Algumas questões básicas se apresentam. Realmente existiram expectativas de gênero totalmente diferentes e variáveis ao longo do tempo e do lugar? Isso não é algo que possa ser respondido com as anedotas contundentes que eu costumava contar, e que as pessoas ainda falam hoje. Deve ser estudado de forma sistemática e comparativa. Em minhas próprias leituras na época, tenho que admitir agora que o que eu estava vendo era uma ligeira variabilidade com um certo grau de consistência central. As ideias sobre os homens como provedores, tomadores de risco e aqueles com uma responsabilidade especial pela proteção e pela guerra parecem ser bastante consistentes ao longo da história e das culturas. Sim, existem variações ao longo do ciclo de vida e algumas particularidades culturais e históricas. Mas se você não começou sua pesquisa presumindo que as pequenas diferenças devem ser muito importantes, não está claro que você concluiria isso com base nas evidências.

E foi realmente sempre sobre poder?

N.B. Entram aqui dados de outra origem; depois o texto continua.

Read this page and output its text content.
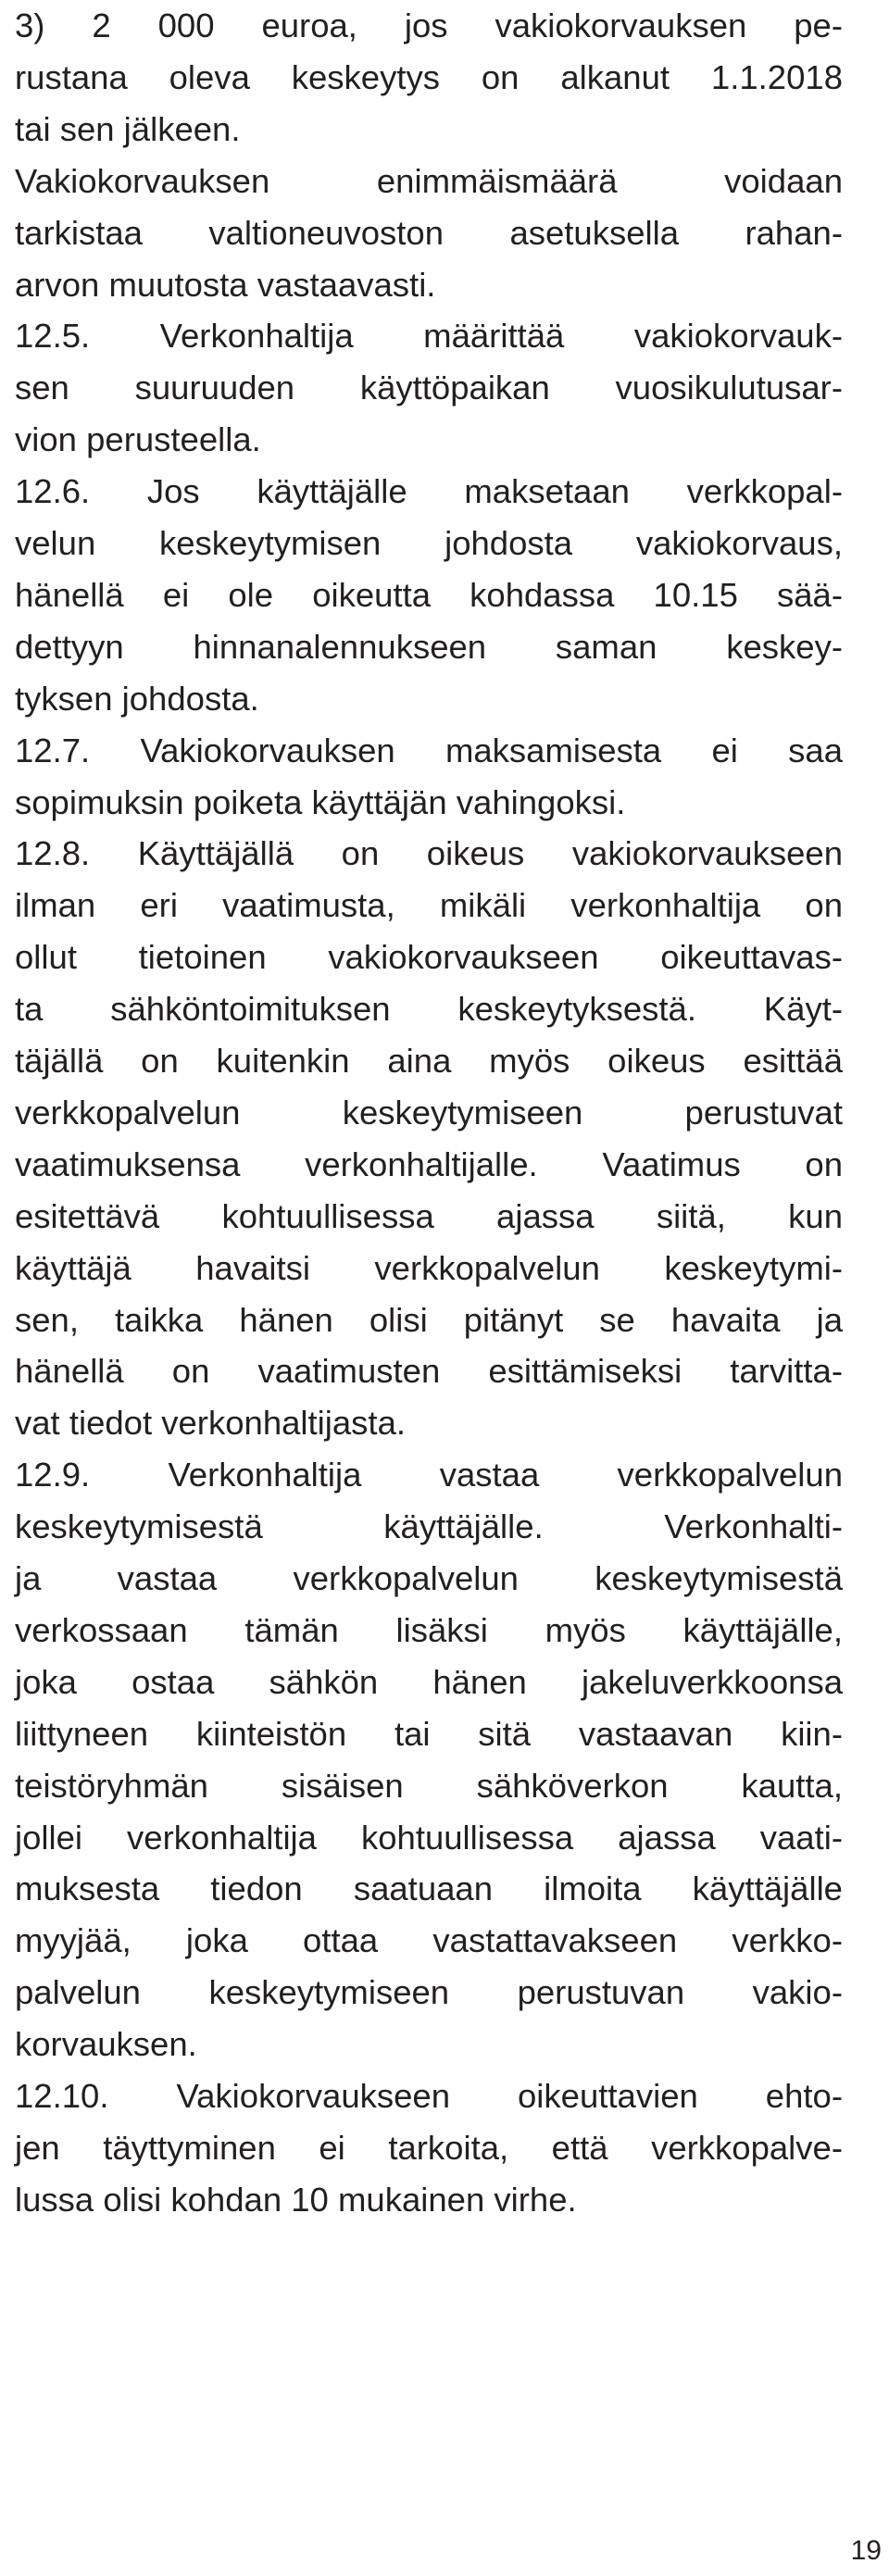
3) 2 000 euroa, jos vakiokorvauksen pe-
rustana oleva keskeytys on alkanut 1.1.2018
tai sen jälkeen.
Vakiokorvauksen enimmäismäärä voidaan
tarkistaa valtioneuvoston asetuksella rahan-
arvon muutosta vastaavasti.
12.5. Verkonhaltija määrittää vakiokorvauk-
sen suuruuden käyttöpaikan vuosikulutusar-
vion perusteella.
12.6. Jos käyttäjälle maksetaan verkkopal-
velun keskeytymisen johdosta vakiokorvaus,
hänellä ei ole oikeutta kohdassa 10.15 sää-
dettyyn hinnanalennukseen saman keskey-
tyksen johdosta.
12.7. Vakiokorvauksen maksamisesta ei saa
sopimuksin poiketa käyttäjän vahingoksi.
12.8. Käyttäjällä on oikeus vakiokorvaukseen
ilman eri vaatimusta, mikäli verkonhaltija on
ollut tietoinen vakiokorvaukseen oikeuttavas-
ta sähköntoimituksen keskeytyksestä. Käyt-
täjällä on kuitenkin aina myös oikeus esittää
verkkopalvelun keskeytymiseen perustuvat
vaatimuksensa verkonhaltijalle. Vaatimus on
esitettävä kohtuullisessa ajassa siitä, kun
käyttäjä havaitsi verkkopalvelun keskeytymi-
sen, taikka hänen olisi pitänyt se havaita ja
hänellä on vaatimusten esittämiseksi tarvitta-
vat tiedot verkonhaltijasta.
12.9. Verkonhaltija vastaa verkkopalvelun
keskeytymisestä käyttäjälle. Verkonhalti-
ja vastaa verkkopalvelun keskeytymisestä
verkossaan tämän lisäksi myös käyttäjälle,
joka ostaa sähkön hänen jakeluverkkoonsa
liittyneen kiinteistön tai sitä vastaavan kiin-
teistöryhmän sisäisen sähköverkon kautta,
jollei verkonhaltija kohtuullisessa ajassa vaati-
muksesta tiedon saatuaan ilmoita käyttäjälle
myyjää, joka ottaa vastattavakseen verkko-
palvelun keskeytymiseen perustuvan vakio-
korvauksen.
12.10. Vakiokorvaukseen oikeuttavien ehto-
jen täyttyminen ei tarkoita, että verkkopalve-
lussa olisi kohdan 10 mukainen virhe.
19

Pode ser. E talvez não. A prova que usei para insistir que se tratava de poder foi citar outros estudiosos que disseram que sim. Ajudou se seus nomes fossem franceses e eles fossem filósofos. O trabalho de um sociólogo australiano, R. W. Connell, também ajudou. Ele argumentou que a masculinidade era principalmente sobre poder – sobre afirmar domínio sobre mulheres e outros homens. Na realidade, seu trabalho não provou isso; apenas extrapolou plausivelmente a partir de pequenos estudos de caso, exatamente como eu tinha feito. Então, citei Connell. E outros me citaram. E é assim que você “prova” que gênero é uma construção social e tem tudo a ver com poder. Ou, na verdade, qualquer coisa.

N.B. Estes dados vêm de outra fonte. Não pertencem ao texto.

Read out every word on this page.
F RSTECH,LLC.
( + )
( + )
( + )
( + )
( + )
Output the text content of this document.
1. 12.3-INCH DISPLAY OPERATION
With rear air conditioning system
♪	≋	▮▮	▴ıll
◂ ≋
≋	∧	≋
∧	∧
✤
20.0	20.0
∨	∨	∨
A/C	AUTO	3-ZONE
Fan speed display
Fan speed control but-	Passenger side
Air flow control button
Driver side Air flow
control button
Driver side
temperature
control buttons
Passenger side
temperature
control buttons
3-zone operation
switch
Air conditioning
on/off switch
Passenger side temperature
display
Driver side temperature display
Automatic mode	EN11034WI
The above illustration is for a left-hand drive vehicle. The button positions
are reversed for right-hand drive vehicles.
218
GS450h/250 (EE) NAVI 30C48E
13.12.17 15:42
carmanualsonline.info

Meu raciocínio equivocado, e outros estudos que usam o mesmo pensamento defeituoso, agora estão sendo adotados por ativistas e governos para legislar um novo código de conduta moral. Uma coisa era quando eu estava bebendo com outros alunos de pós-graduação e batalhando no mundo inconseqüente de nossos próprios egos. Mas agora muito mais está em jogo. Eu gostaria de poder dizer que a bolsa de estudos se tornou melhor – as regras de evidência e revisão por pares mais exigentes. Mas a realidade é que a aceitação quase total atual do construtivismo social em certos círculos parece mais o resultado de mudanças demográficas dentro da academia, com certos pontos de vista passando a dominar ainda mais do que no apogeu da minha pós-graduação.

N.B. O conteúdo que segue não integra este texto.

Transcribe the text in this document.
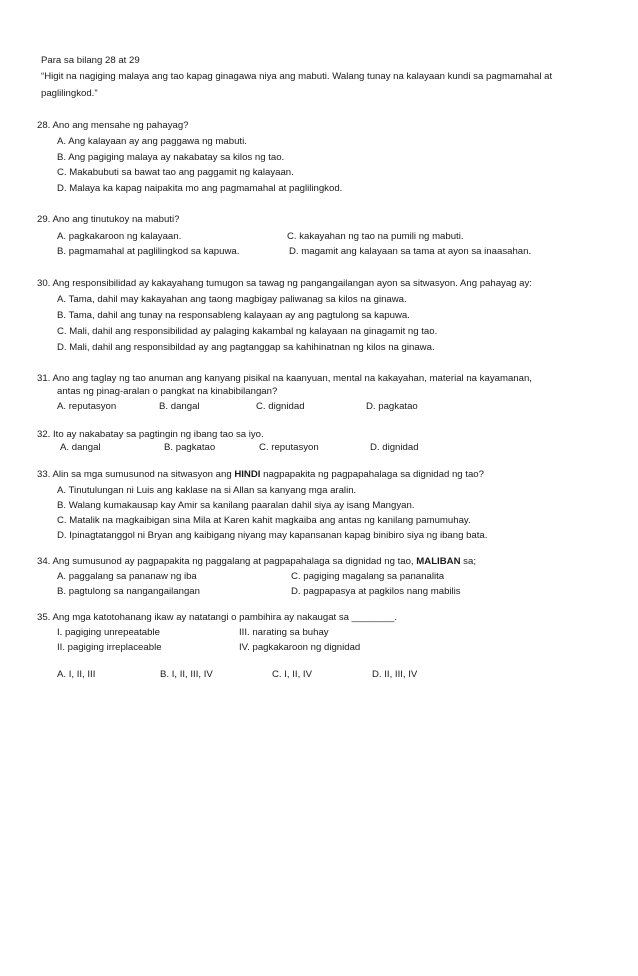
Para sa bilang 28 at 29
“Higit na nagiging malaya ang tao kapag ginagawa niya ang mabuti. Walang tunay na kalayaan kundi sa pagmamahal at
paglilingkod.”
28. Ano ang mensahe ng pahayag?
A. Ang kalayaan ay ang paggawa ng mabuti.
B. Ang pagiging malaya ay nakabatay sa kilos ng tao.
C. Makabubuti sa bawat tao ang paggamit ng kalayaan.
D. Malaya ka kapag naipakita mo ang pagmamahal at paglilingkod.
29. Ano ang tinutukoy na mabuti?
A. pagkakaroon ng kalayaan.	C. kakayahan ng tao na pumili ng mabuti.
B. pagmamahal at paglilingkod sa kapuwa.	D. magamit ang kalayaan sa tama at ayon sa inaasahan.
30. Ang responsibilidad ay kakayahang tumugon sa tawag ng pangangailangan ayon sa sitwasyon. Ang pahayag ay:
A. Tama, dahil may kakayahan ang taong magbigay paliwanag sa kilos na ginawa.
B. Tama, dahil ang tunay na responsableng kalayaan ay ang pagtulong sa kapuwa.
C. Mali, dahil ang responsibilidad ay palaging kakambal ng kalayaan na ginagamit ng tao.
D. Mali, dahil ang responsibildad ay ang pagtanggap sa kahihinatnan ng kilos na ginawa.
31. Ano ang taglay ng tao anuman ang kanyang pisikal na kaanyuan, mental na kakayahan, material na kayamanan,
antas ng pinag-aralan o pangkat na kinabibilangan?
A. reputasyon	B. dangal	C. dignidad	D. pagkatao
32. Ito ay nakabatay sa pagtingin ng ibang tao sa iyo.
A. dangal	B. pagkatao	C. reputasyon	D. dignidad
33. Alin sa mga sumusunod na sitwasyon ang HINDI nagpapakita ng pagpapahalaga sa dignidad ng tao?
A. Tinutulungan ni Luis ang kaklase na si Allan sa kanyang mga aralin.
B. Walang kumakausap kay Amir sa kanilang paaralan dahil siya ay isang Mangyan.
C. Matalik na magkaibigan sina Mila at Karen kahit magkaiba ang antas ng kanilang pamumuhay.
D. Ipinagtatanggol ni Bryan ang kaibigang niyang may kapansanan kapag binibiro siya ng ibang bata.
34. Ang sumusunod ay pagpapakita ng paggalang at pagpapahalaga sa dignidad ng tao, MALIBAN sa;
A. paggalang sa pananaw ng iba	C. pagiging magalang sa pananalita
B. pagtulong sa nangangailangan	D. pagpapasya at pagkilos nang mabilis
35. Ang mga katotohanang ikaw ay natatangi o pambihira ay nakaugat sa ________.
I. pagiging unrepeatable	III. narating sa buhay
II. pagiging irreplaceable	IV. pagkakaroon ng dignidad
A. I, II, III	B. I, II, III, IV	C. I, II, IV	D. II, III, IV
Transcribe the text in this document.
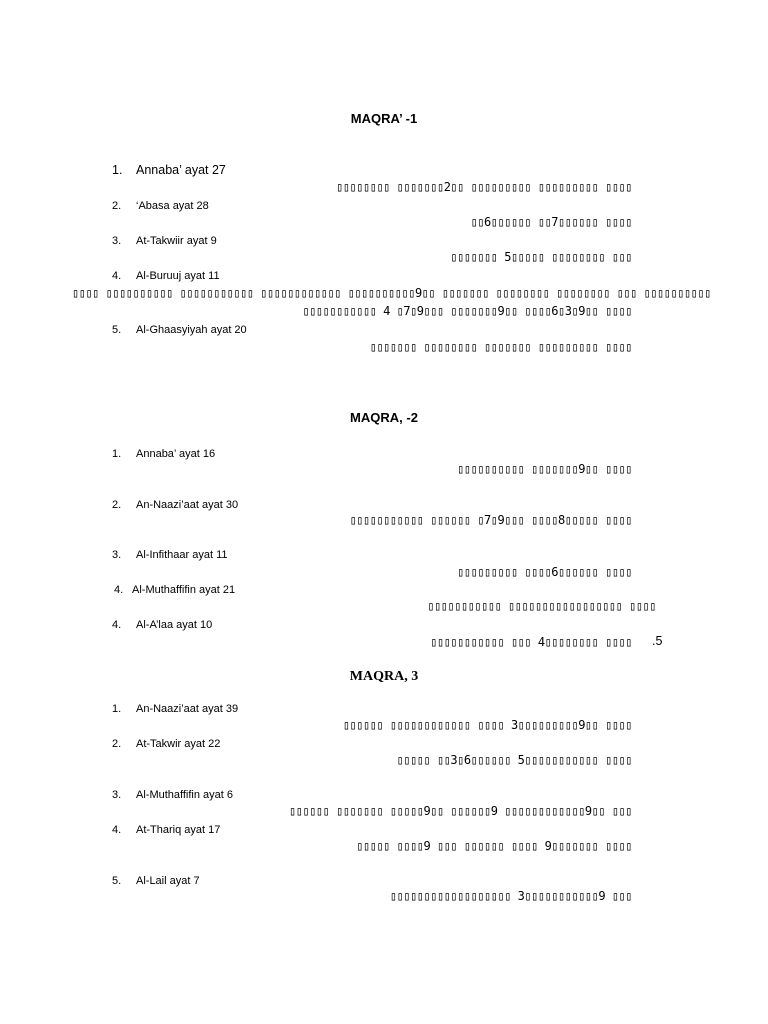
MAQRA’ -1
1. Annaba’ ayat 27
▯▯▯▯▯▯▯▯ ▯▯▯▯▯▯▯2▯▯ ▯▯▯▯▯▯▯▯▯ ▯▯▯▯▯▯▯▯▯ ▯▯▯▯
2. ‘Abasa ayat 28
▯▯6▯▯▯▯▯▯ ▯▯7▯▯▯▯▯▯ ▯▯▯▯
3. At-Takwiir ayat 9
▯▯▯▯▯▯▯ 5▯▯▯▯▯ ▯▯▯▯▯▯▯▯ ▯▯▯
4. Al-Buruuj ayat 11
▯▯▯▯ ▯▯▯▯▯▯▯▯▯▯ ▯▯▯▯▯▯▯▯▯▯▯ ▯▯▯▯▯▯▯▯▯▯▯▯ ▯▯▯▯▯▯▯▯▯▯9▯▯ ▯▯▯▯▯▯▯ ▯▯▯▯▯▯▯▯ ▯▯▯▯▯▯▯▯ ▯▯▯ ▯▯▯▯▯▯▯▯▯▯
▯▯▯▯▯▯▯▯▯▯▯ 4 ▯7▯9▯▯▯ ▯▯▯▯▯▯▯9▯▯ ▯▯▯▯6▯3▯9▯▯ ▯▯▯▯
5. Al-Ghaasyiyah ayat 20
▯▯▯▯▯▯▯ ▯▯▯▯▯▯▯▯ ▯▯▯▯▯▯▯ ▯▯▯▯▯▯▯▯▯ ▯▯▯▯
MAQRA, -2
1. Annaba’ ayat 16
▯▯▯▯▯▯▯▯▯▯ ▯▯▯▯▯▯▯9▯▯ ▯▯▯▯
2. An-Naazi’aat ayat 30
▯▯▯▯▯▯▯▯▯▯▯ ▯▯▯▯▯▯ ▯7▯9▯▯▯ ▯▯▯▯8▯▯▯▯▯ ▯▯▯▯
3. Al-Infithaar ayat 11
▯▯▯▯▯▯▯▯▯ ▯▯▯▯6▯▯▯▯▯▯ ▯▯▯▯
4. Al-Muthaffifin ayat 21
▯▯▯▯▯▯▯▯▯▯▯ ▯▯▯▯▯▯▯▯▯▯▯▯▯▯▯▯▯ ▯▯▯▯
4. Al-A’laa ayat 10
▯▯▯▯▯▯▯▯▯▯▯ ▯▯▯ 4▯▯▯▯▯▯▯▯ ▯▯▯▯ .5
MAQRA, 3
1. An-Naazi’aat ayat 39
▯▯▯▯▯▯ ▯▯▯▯▯▯▯▯▯▯▯▯ ▯▯▯▯ 3▯▯▯▯▯▯▯▯▯9▯▯ ▯▯▯▯
2. At-Takwir ayat 22
▯▯▯▯▯ ▯▯3▯6▯▯▯▯▯▯ 5▯▯▯▯▯▯▯▯▯▯▯ ▯▯▯▯
3. Al-Muthaffifin ayat 6
▯▯▯▯▯▯ ▯▯▯▯▯▯▯ ▯▯▯▯▯9▯▯ ▯▯▯▯▯▯9 ▯▯▯▯▯▯▯▯▯▯▯▯9▯▯ ▯▯▯
4. At-Thariq ayat 17
▯▯▯▯▯ ▯▯▯▯9 ▯▯▯ ▯▯▯▯▯▯ ▯▯▯▯ 9▯▯▯▯▯▯▯ ▯▯▯▯
5. Al-Lail ayat 7
▯▯▯▯▯▯▯▯▯▯▯▯▯▯▯▯▯▯ 3▯▯▯▯▯▯▯▯▯▯▯9 ▯▯▯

Essa confissão não deve ser interpretada como o argumento de que gênero não é, em muitos casos, construído socialmente. Mas os críticos dos construcionistas sociais estão certos em erguer as sobrancelhas para as chamadas provas apresentadas por supostos especialistas. Meu próprio raciocínio equivocado nunca foi questionado – e, na verdade, só se tornou mais ideologicamente flexionado por meio do processo de revisão por pares. Até que tenhamos estudos seriamente críticos e ideologicamente divergentes sobre sexo e gênero – até que a revisão por pares possa ser algo mais do que uma forma de triagem ideológica em grupo – então devemos ser muito céticos de fato sobre muito do que conta como “expertise” no construção social de sexo e gênero.

Christopher Dummitt é um historiador da cultura e da política, professor associado da Escola para o Estudo do Canadá da Trent University e autor de Unbuttoned: A History ofMackenzie King’s Secret Life.